Não é exagero nenhum dizer que “Barbie” era o filme mais aguardado do ano. Desde o anúncio do live-action com Greta Gerwig na direção, cinéfilos, fãs da boneca mais famosa do mundo e curiosos não falam de outro assunto - ainda mais com todo o marketing ao redor do longa, que fez todo mundo revisitar ou atualizar o guarda-roupa para adicionar o clássico rosa da Barbielândia.

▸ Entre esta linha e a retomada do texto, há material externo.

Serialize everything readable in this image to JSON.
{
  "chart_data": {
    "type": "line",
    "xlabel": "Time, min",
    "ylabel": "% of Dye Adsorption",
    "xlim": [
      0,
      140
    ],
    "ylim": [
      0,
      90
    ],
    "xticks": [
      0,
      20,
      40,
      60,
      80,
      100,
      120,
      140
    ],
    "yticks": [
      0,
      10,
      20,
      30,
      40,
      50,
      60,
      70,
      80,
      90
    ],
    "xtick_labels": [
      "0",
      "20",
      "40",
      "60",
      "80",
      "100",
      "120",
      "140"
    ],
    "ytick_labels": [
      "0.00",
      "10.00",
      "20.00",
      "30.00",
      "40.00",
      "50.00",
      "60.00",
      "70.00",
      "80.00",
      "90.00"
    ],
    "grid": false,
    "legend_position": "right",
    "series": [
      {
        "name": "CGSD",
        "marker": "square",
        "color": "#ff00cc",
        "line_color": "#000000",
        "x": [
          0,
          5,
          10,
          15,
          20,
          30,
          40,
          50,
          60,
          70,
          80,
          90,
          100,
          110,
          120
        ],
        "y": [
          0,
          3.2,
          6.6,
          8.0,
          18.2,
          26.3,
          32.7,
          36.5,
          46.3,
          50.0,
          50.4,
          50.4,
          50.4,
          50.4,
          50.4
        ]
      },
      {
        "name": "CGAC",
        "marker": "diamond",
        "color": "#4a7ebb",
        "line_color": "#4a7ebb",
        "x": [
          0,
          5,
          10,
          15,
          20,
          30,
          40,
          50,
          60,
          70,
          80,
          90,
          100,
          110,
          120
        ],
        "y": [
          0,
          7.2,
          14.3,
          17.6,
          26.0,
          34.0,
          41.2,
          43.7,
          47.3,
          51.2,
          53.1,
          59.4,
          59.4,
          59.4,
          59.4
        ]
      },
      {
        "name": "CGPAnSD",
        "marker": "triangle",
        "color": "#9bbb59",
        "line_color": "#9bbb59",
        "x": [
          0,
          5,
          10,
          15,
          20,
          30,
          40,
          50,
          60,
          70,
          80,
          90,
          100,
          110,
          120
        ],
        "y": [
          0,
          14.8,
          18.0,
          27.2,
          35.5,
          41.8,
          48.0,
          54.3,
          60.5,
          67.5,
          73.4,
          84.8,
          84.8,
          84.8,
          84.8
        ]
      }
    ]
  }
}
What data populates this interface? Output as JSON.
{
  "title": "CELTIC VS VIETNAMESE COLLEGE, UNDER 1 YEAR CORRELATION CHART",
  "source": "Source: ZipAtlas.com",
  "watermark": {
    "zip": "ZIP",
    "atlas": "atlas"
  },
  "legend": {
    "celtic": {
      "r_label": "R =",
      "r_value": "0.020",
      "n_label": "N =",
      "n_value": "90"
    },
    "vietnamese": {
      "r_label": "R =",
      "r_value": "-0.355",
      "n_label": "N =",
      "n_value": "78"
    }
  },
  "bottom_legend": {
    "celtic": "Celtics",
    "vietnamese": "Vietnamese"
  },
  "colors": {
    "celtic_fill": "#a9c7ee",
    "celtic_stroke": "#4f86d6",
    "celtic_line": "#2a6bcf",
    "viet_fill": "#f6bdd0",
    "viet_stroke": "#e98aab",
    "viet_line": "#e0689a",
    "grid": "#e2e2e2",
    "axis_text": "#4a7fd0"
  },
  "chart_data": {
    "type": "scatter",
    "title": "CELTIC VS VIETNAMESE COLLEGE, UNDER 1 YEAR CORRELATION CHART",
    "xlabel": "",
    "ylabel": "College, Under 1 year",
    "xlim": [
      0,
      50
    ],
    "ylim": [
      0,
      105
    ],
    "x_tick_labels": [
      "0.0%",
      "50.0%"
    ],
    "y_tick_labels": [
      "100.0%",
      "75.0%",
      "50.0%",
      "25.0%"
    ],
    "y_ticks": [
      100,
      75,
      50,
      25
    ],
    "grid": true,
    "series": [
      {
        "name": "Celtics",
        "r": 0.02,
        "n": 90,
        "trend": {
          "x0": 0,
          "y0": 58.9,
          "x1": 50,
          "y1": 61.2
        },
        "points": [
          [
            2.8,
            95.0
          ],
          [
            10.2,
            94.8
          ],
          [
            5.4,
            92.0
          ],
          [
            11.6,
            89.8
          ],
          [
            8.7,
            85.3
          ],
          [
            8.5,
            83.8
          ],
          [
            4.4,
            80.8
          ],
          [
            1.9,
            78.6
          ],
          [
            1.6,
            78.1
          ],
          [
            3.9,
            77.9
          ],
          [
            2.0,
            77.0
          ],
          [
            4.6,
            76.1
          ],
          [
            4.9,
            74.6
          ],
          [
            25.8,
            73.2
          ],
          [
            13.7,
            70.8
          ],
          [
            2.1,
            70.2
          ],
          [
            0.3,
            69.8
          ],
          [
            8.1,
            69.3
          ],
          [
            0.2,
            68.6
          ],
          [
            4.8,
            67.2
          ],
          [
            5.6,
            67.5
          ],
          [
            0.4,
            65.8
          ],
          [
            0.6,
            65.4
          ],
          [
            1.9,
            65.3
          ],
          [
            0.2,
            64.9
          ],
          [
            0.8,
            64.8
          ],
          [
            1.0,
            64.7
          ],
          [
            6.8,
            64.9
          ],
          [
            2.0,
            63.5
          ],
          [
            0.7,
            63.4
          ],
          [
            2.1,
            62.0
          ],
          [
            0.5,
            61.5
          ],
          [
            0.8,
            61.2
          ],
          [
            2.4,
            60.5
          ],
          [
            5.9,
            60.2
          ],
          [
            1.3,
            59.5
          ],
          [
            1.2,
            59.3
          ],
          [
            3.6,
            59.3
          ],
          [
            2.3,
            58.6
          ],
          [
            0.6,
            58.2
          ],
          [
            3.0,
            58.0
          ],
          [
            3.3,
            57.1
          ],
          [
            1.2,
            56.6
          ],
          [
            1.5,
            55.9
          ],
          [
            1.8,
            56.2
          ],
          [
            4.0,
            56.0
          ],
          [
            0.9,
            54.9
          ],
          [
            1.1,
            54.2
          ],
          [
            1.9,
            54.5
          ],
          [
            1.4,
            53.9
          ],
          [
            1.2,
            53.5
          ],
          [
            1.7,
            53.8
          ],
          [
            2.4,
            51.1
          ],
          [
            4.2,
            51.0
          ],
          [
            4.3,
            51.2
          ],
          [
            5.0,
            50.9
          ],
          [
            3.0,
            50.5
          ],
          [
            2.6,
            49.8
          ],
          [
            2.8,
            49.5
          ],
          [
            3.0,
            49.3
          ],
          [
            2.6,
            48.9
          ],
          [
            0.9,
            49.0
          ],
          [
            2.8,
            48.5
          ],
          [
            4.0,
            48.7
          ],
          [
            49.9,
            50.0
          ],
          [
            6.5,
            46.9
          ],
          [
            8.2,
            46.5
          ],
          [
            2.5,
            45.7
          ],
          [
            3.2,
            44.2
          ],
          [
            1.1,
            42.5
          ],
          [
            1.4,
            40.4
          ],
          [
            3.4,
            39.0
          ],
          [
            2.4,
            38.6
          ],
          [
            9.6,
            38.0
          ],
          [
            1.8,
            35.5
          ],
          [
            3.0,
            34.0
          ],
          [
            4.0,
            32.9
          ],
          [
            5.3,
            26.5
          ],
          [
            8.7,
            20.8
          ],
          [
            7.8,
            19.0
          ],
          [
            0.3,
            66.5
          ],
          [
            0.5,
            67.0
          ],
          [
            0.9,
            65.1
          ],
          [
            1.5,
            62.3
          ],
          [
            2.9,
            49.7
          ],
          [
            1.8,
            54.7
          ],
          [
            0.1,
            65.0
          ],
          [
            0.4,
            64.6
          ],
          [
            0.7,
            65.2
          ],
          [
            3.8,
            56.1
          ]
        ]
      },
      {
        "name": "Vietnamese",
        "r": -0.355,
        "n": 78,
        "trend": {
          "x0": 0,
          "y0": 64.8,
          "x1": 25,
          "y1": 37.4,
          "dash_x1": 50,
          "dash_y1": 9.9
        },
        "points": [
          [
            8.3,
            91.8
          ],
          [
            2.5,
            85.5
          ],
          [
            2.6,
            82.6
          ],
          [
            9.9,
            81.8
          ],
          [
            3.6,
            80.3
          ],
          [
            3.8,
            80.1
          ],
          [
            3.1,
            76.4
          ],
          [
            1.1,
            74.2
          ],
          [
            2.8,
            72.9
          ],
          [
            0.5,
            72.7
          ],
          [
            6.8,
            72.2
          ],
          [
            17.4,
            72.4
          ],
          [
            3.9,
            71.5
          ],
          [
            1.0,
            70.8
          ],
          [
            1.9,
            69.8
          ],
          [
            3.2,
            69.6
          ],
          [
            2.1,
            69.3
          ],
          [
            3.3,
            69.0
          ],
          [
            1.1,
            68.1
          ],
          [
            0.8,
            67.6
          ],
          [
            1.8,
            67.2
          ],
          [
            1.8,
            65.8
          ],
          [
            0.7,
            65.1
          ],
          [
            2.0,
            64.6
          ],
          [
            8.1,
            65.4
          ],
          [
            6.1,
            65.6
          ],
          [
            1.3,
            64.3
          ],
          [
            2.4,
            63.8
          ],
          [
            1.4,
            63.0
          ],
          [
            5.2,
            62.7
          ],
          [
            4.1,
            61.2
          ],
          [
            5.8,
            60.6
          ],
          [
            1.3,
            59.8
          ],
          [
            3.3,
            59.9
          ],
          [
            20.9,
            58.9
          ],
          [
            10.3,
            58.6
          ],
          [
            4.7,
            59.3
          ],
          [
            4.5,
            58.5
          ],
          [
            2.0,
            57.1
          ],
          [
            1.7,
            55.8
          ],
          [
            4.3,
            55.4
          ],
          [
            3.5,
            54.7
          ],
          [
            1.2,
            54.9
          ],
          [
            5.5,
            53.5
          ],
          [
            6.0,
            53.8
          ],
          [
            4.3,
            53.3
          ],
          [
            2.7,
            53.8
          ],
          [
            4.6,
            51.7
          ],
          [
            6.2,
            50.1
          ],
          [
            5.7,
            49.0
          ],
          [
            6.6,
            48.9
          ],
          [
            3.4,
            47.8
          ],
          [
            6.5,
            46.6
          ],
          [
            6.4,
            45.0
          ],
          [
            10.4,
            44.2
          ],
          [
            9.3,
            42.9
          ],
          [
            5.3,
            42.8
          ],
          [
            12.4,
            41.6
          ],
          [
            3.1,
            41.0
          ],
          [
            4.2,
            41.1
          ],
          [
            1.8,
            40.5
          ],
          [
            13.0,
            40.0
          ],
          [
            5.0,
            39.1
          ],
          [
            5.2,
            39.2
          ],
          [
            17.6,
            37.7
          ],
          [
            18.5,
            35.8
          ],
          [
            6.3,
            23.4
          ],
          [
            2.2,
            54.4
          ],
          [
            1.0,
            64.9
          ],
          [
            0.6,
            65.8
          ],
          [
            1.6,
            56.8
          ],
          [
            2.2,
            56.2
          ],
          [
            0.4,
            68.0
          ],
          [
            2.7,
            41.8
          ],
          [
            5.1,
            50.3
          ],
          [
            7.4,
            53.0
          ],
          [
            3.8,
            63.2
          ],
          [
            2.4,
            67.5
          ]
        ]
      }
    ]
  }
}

A Glamour já conferiu o filme na cabine de imprensa que aconteceu nesta terça (18.07) e, aqui, COM SPOILERS, conta tudo o que amou (e que também não amou) na produção estrelada por Margot Robbie e Ryan Gosling. Confira:

|| O que mais amamos em 'Barbie' ||

O filme é muito mais do que o trailer entrega

A ansiedade pela estreia do filme ficou ainda maior desde que o primeiro trailer foi divulgado em abril deste ano. Os primeiros segundos dele, com as meninas largando as bonecas que simulavam bebês com a chegada da Barbie, uma Margot Robbie gigante com longas pernas de plástico, é de arrepiar qualquer garota que cresceu nesse universo. E logo depois, em rápidos flashes, a caracterização dos personagens e o cenário já deixaram a expectativa de que a versão em carne e osso dos brinquedos não deixaria nada a desejar.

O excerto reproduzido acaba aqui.